For 4 decades, Owensboro hosted the International Bar-B-Q Festival. After being cancelled in 2020, the event was redesigned as a “Block Party” for the last two years. It was redesigned again this year as BBQ and Barrels, heavily integrating bourbon into the festival. The business behind the new logo is Laser Beam Studio, an Owensboro print shop.
Taking part of a tradition and making it new isn’t unusual for Laser Beam Studio Owner Larry Taylor. He came into the business after his father had run Signs by Gina for several years.
After taking ownership in 2015, Taylor was dedicated to continuing the legacy of Signs by Gina, but in a more forward-thinking way with marketing and signage altogether.
“I though, how can we use the same machinery to make other things or just to go above and beyond on a product and deliver things that aren’t just plain Jane, but something that really makes a client pop out,” Taylor said.
From that point, he began to really enjoy doing his work with the studio, as it started to challenge his and his team’s way of presenting a product.

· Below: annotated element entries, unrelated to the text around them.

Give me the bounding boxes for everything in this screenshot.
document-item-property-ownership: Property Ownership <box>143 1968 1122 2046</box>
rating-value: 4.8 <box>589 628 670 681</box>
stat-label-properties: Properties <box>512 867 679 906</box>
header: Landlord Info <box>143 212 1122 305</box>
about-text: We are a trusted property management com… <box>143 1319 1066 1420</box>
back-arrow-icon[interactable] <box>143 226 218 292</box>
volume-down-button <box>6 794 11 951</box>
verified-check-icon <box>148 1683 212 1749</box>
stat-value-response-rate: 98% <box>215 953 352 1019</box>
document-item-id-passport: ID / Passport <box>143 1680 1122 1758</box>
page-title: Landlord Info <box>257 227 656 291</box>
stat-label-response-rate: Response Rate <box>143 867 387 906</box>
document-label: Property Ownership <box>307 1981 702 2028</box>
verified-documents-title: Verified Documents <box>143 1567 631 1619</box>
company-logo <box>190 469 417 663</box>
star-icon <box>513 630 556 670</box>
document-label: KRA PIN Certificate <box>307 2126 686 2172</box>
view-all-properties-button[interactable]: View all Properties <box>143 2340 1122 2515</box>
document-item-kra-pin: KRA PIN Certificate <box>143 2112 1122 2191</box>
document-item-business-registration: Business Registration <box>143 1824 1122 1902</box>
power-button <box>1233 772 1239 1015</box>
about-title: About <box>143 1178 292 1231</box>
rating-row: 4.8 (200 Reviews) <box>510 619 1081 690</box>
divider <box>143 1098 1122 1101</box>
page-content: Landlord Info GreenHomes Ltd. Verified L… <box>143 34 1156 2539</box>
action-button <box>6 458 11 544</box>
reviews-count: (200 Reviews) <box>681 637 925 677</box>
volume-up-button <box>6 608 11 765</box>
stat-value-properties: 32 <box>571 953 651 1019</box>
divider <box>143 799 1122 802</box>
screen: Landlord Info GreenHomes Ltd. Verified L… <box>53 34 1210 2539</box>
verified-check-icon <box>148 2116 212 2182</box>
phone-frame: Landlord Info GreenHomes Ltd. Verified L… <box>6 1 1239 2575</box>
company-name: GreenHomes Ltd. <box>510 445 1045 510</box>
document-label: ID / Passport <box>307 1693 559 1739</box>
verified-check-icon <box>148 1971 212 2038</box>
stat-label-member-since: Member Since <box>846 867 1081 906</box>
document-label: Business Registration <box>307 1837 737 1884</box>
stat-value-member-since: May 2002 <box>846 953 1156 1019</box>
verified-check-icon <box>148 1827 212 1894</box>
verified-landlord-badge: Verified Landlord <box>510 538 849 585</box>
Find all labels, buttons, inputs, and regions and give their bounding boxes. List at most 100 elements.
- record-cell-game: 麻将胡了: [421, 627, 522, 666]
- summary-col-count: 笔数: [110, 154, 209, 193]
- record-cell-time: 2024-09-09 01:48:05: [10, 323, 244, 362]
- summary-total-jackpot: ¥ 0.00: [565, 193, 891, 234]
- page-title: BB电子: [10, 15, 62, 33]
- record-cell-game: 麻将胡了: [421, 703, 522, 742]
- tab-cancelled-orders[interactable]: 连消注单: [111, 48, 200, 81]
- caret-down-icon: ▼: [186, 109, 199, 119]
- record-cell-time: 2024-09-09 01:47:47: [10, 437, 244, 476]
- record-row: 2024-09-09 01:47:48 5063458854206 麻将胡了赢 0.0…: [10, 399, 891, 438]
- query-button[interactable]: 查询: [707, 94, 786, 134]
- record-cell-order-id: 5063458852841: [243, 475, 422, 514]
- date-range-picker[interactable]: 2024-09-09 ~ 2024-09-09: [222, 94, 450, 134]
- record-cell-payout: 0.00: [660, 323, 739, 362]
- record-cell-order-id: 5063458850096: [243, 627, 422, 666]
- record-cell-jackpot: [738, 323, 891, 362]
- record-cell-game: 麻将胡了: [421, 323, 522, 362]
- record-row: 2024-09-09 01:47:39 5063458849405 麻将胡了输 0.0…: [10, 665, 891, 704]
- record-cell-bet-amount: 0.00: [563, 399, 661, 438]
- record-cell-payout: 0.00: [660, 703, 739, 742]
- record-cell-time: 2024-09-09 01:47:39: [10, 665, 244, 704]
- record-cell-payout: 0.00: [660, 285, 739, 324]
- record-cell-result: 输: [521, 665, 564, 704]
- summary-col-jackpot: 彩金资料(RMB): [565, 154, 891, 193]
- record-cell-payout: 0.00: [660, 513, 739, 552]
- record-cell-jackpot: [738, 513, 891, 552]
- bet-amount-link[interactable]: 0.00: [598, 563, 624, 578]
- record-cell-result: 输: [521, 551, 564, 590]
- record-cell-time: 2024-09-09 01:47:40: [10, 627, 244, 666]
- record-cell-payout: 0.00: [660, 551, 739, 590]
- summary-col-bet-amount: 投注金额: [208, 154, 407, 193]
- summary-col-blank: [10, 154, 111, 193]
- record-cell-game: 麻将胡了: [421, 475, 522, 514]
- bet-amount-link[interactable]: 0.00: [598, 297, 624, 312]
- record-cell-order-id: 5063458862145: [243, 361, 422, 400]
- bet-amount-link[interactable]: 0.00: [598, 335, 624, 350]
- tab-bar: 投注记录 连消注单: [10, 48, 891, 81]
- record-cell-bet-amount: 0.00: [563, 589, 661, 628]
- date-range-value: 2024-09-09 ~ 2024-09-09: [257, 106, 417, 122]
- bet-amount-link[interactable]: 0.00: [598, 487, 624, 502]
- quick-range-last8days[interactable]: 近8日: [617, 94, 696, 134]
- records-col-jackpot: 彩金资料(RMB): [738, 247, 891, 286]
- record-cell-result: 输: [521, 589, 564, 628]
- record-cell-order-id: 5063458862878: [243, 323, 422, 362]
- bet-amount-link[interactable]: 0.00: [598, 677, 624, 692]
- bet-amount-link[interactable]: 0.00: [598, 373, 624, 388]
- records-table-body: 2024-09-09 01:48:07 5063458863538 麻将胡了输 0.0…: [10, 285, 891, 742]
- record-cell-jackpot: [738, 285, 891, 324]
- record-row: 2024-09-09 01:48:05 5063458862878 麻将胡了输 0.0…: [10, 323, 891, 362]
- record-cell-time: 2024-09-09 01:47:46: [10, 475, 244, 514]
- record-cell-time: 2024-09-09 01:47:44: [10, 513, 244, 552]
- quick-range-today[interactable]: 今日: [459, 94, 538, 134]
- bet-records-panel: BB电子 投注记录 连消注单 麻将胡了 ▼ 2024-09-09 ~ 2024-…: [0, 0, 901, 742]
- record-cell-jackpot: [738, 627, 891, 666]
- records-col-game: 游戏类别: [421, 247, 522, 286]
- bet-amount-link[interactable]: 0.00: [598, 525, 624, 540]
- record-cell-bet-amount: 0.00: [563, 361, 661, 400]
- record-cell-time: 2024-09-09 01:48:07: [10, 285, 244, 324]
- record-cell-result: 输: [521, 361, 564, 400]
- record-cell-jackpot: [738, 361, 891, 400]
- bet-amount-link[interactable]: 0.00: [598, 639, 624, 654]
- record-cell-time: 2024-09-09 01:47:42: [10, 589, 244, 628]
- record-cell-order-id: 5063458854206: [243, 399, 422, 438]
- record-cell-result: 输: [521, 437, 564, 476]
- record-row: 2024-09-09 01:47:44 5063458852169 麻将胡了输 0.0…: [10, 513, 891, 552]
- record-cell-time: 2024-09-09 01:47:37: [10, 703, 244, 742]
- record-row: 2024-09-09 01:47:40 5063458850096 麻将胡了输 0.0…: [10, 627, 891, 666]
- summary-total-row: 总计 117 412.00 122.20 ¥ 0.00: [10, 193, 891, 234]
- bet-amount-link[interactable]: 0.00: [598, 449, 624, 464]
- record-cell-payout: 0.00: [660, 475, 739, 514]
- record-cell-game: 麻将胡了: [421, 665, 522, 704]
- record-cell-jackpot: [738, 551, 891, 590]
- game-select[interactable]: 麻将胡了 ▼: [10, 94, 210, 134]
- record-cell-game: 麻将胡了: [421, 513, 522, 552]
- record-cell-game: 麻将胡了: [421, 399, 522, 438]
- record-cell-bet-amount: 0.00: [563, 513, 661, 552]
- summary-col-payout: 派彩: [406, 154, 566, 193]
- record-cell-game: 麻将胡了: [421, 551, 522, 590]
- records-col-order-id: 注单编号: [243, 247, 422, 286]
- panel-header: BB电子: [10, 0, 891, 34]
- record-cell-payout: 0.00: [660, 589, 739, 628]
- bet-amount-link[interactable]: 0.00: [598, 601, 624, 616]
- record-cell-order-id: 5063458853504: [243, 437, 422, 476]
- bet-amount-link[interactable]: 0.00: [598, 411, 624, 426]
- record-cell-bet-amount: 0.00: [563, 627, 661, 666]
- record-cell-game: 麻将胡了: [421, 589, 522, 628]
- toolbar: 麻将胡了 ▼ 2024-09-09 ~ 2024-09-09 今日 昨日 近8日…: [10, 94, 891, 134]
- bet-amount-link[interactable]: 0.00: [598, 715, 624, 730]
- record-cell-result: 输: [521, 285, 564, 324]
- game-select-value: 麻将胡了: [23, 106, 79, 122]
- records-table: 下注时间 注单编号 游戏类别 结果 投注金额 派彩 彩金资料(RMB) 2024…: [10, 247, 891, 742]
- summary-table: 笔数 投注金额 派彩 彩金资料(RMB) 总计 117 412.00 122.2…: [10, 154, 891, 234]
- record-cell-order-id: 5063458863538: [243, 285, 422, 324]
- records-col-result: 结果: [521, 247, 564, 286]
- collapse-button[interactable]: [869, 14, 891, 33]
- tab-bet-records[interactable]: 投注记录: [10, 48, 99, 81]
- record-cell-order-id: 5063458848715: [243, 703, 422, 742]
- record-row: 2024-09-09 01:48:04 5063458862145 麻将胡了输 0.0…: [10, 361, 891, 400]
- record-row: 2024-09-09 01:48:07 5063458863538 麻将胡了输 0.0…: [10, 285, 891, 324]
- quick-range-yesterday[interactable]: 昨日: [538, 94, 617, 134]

This way of business led them to continue the legacy of Signs by Gina and expanding across Owensboro.
Some of their work includes projects for Daviess County Public Library, Kahawa Java, Friday After 5, and Asylum Tattoos — but the biggest job they’ve had this year is filling 2nd Street with signage for BBQ and Barrels.
Production Manager Jacob Sommerville said while Laser Beam Studio doesn’t run the event, they had a hand in finalizing the new look and logo, and even renaming the festival.
When they were approached back in January, Sommerville said they took the job and immediately went to work on what the International Bar-B-Q Festival they grew up with would look like as BBQ and Barrels.
“We kind of started looking at the history of it and wanted to kind of carry that history forward because they’re evolving the festival — it’s not the Bar-B-Q Festival anymore,” Sommerville said.
Taylor and Sommerville, both Owensboro natives, were excited to help be part of the change in the community.
“I mean to think of being a kid and seeing how much of an impact [the festival] was in my life, who would have thought that someday that’d be part of our life, and that sense of helping grow the event, too,” Taylor said.
With BBQ and Barrels now in their portfolio, Taylor said he hopes to grow the business even more — as well as have a hand in the visual landscape across Owensboro.
“I think that’d be a huge, huge advantage where we’re not just a small sign company, but a company that can really help push the image that they want,” Taylor said.
The next assignment for Laser Beam Studio is ROMP, as they are working on posters for the 20-year anniversary of the music festival this summer.